The Capital Account and Measuring Capital Flows

The basic formula for calculating the capital account is:

Increase in Foreign Ownership of Domestic Assets (e.g. real estate, cross boarder M&A, and Investments by Foreign Companies in local operations)

– Increase in Domestic Ownership of Foreign Assets
+ Portfolio Investment (e.g. stocks and bonds)
+ Other Investment (e.g. loans and bank accounts).

In the same way as the current account, it is not important to understand all the intricate details of the capital account, but simply to understand that where the current account measures money flowing in and out of a country as a result of trade flows, the capital account measures money flowing in and out of the country as a result of capital flows.

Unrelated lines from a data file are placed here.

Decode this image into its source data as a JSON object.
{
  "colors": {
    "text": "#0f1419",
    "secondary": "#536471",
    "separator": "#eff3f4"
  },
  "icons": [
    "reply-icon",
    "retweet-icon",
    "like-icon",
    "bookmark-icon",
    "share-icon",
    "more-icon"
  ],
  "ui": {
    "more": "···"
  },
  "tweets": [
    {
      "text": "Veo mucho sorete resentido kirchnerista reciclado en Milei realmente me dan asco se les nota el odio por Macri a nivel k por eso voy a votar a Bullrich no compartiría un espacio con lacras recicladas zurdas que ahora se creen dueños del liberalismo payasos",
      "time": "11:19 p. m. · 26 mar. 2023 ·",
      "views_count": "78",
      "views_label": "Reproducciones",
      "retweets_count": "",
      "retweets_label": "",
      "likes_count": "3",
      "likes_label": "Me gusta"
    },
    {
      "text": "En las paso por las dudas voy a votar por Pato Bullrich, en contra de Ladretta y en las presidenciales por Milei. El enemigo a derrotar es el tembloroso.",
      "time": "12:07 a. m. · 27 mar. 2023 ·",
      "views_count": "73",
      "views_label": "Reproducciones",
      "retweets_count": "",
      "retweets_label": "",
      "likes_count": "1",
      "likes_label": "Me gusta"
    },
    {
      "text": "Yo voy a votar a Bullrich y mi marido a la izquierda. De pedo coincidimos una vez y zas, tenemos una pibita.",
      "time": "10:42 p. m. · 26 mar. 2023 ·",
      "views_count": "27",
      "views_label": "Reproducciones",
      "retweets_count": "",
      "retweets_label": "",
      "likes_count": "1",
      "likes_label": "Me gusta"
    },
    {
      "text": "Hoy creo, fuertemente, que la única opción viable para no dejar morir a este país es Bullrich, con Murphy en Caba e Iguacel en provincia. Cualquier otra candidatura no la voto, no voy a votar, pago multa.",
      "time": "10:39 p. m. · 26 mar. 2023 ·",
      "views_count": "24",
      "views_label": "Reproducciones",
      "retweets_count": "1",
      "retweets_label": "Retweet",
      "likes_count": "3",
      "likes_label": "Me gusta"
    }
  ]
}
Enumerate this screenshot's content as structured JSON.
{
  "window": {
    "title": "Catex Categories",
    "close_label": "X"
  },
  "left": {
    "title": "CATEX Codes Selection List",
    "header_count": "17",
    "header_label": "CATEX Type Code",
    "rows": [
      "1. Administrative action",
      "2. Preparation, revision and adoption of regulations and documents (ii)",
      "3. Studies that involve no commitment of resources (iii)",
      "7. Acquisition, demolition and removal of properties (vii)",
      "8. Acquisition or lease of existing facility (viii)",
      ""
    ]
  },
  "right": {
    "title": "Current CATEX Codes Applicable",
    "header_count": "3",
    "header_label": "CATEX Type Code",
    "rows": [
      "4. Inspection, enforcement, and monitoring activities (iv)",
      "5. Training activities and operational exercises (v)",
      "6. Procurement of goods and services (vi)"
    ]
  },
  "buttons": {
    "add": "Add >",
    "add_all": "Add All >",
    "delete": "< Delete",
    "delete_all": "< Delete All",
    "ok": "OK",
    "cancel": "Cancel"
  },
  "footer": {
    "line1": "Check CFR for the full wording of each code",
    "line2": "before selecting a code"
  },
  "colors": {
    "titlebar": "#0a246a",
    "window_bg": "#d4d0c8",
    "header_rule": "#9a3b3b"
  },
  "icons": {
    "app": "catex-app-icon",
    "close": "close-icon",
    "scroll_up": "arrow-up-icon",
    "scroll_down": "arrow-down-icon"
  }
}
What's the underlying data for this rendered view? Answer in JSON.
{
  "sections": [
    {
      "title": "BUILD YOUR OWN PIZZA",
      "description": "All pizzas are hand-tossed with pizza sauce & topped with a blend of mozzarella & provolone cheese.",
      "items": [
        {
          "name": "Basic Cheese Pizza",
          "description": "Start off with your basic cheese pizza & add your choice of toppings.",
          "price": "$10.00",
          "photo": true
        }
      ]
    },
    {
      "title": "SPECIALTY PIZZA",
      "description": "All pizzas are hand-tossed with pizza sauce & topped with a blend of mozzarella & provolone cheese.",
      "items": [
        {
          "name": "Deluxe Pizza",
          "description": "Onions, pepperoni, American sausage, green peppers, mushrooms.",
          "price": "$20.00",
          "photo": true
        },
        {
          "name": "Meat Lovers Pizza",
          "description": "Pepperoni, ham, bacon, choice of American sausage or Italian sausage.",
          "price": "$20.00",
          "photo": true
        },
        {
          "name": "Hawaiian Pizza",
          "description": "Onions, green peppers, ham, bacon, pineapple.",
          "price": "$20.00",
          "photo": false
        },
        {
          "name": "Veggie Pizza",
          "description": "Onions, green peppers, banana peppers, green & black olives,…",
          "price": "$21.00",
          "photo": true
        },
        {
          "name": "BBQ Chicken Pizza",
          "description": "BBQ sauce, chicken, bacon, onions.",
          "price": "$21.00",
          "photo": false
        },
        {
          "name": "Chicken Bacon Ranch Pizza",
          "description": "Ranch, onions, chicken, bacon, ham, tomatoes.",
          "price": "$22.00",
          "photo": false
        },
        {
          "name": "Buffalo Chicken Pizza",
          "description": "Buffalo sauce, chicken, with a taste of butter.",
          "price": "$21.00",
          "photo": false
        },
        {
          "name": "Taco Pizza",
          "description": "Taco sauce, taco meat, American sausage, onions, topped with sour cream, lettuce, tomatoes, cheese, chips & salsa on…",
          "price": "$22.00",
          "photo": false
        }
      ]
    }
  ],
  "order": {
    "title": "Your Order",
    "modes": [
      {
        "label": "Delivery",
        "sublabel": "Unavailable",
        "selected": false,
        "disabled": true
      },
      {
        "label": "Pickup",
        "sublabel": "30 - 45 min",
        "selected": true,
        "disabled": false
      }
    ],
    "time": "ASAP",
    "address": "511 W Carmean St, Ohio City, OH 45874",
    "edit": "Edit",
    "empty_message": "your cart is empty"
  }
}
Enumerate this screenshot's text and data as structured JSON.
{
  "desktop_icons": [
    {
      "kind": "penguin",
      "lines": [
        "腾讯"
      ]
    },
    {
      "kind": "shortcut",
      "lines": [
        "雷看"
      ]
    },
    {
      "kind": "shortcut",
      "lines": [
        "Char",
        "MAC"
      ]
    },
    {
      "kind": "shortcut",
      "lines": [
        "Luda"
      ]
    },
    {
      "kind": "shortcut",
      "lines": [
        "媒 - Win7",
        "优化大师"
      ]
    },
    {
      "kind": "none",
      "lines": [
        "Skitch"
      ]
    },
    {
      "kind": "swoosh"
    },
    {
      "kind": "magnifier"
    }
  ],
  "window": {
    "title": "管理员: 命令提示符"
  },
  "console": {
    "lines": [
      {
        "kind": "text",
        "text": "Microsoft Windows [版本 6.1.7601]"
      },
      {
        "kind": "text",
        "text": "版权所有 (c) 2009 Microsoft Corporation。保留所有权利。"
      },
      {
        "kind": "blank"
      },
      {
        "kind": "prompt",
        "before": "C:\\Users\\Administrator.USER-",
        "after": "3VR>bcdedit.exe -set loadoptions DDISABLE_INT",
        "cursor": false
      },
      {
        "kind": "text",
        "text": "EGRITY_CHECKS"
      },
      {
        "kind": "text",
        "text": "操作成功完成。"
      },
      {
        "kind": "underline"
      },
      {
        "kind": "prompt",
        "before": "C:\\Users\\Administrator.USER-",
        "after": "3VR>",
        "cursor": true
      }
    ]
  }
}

As we discussed in the previous lesson on capital flows, when a country’s market is performing better than the markets in other countries of the world, money will flow into the country from foreign investors seeking to participate in those inflated returns. The country’s capital account reflects these flows. This is the case whether we are talking about a country’s bond market, stock market, real estate market or any other market.

For example, let’s assume that a fund manager located in Great Britain invests $1 Million Dollars in the Canadian Stock Market, and a Canadian real estate firm buys the equivalent amount of real estate in Great Britain. For the purposes of simplicity, if these were the only transactions that took place between these two countries and any other country, the Capital Account for both Great Britain and Canada would show a balance of zero, as the two transactions would have offset themselves to the penny.

In the same manner with the current account when a country has strong inflows or outflows of capital, this will have a direct impact on its currency. When there are considerable inflows this creates demand for the currency, pushing the value of the currency up, all else being equal. On the other hand, when there are considerable outflows, this creates a market supply of the currency, pushing its value down all else being equal.

It should be noted that it is the interaction of both the current account and the capital account that fundamental traders focus their attention on, as it is the disparities here that theoretically trigger the value of a currency to rise and fall over the long term.